Human Rights & Criminal Justice Certificate program
Boost your criminal justice credentials.
As today’s world undergoes rapid social transformation, our approach to policing and criminal justice requires new and creative ideas to advance history in a positive direction — one the values and practices human rights for all. Historic and current social movements, including national protests after the death of George Floyd, demand a stronger understanding of the relationship between human rights and criminal justice.
UWL’s Human Rights and Criminal Justice Certificate provides alternative and powerful ways to understand this relationship in our post-modern social world. Paired with a university degree, students can use the certificate as an added credential when pursuing careers related to crime, criminal justice, at-risk youths, juvenile justice, and policing.
Careers in human rights and criminal justice
Students seeking careers in the criminal justice system, federal law enforcement, policing, the legal system as well as those careers working with local community organizations, non-profit organizations, and at-risk youths can benefit from this certificate program.
This program will be especially beneficial to those who want to make positive changes in the criminal justice system and law enforcement in the U.S. and beyond.
What distinguishes the Human Rights and Criminal Justice Certificate program?
The program offers a diverse range of classes that provide a critical analysis of human rights explored through the theoretical lenses of sociology and criminology, as well as philosophy, history and anthropology.
UWL is the only school in the Universities of Wisconsin offering students the chance to acquire tools and skills (e.g., data and approaches) in this emergent area of criminal justice, juvenile justice, and policing, among other careers.
Students can examine the relationship between human rights and economic justice, criminal justice, and capitalism, among other things.

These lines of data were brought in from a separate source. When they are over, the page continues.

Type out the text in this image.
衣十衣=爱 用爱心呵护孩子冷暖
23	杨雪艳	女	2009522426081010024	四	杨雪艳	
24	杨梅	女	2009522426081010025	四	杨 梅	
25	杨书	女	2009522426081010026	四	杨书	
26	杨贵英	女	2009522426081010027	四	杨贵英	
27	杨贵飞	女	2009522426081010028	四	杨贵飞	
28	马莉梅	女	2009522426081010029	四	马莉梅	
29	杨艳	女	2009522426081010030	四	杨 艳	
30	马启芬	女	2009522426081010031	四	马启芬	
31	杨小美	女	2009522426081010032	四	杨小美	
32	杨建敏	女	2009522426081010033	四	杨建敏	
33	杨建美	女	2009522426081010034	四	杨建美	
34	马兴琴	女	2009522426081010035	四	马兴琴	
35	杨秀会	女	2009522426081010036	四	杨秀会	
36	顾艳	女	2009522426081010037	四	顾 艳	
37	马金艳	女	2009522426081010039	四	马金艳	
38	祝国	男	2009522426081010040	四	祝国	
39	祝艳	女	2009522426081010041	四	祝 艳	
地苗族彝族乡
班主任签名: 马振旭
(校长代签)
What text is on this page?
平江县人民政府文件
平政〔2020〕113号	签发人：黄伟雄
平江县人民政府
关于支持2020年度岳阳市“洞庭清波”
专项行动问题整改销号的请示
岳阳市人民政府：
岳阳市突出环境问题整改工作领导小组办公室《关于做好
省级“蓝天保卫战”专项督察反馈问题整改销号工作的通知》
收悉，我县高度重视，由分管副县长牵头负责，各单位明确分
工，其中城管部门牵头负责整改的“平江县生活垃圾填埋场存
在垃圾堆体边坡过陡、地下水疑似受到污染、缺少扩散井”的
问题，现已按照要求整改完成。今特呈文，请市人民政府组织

The concept of human rights is explored as it has been applied throughout time and history by examining cross-cultural comparisons of human rights, as well as human rights as a form of ethics and practice.
Dr. Peter Marina shares many of his own life experiences in the class. A sociologist, criminologist and author, Marina wrote “Down and Out in New Orleans: Transgressive Living in the Informal Economy,” a book documenting his experiences living among natives of New Orleans in a tourism-dependent city where commerce caters to upper-class citizens and travelers. Marina most recently authored "Human Rights Policing: Reimagining Law Enforcement in the 21st Century."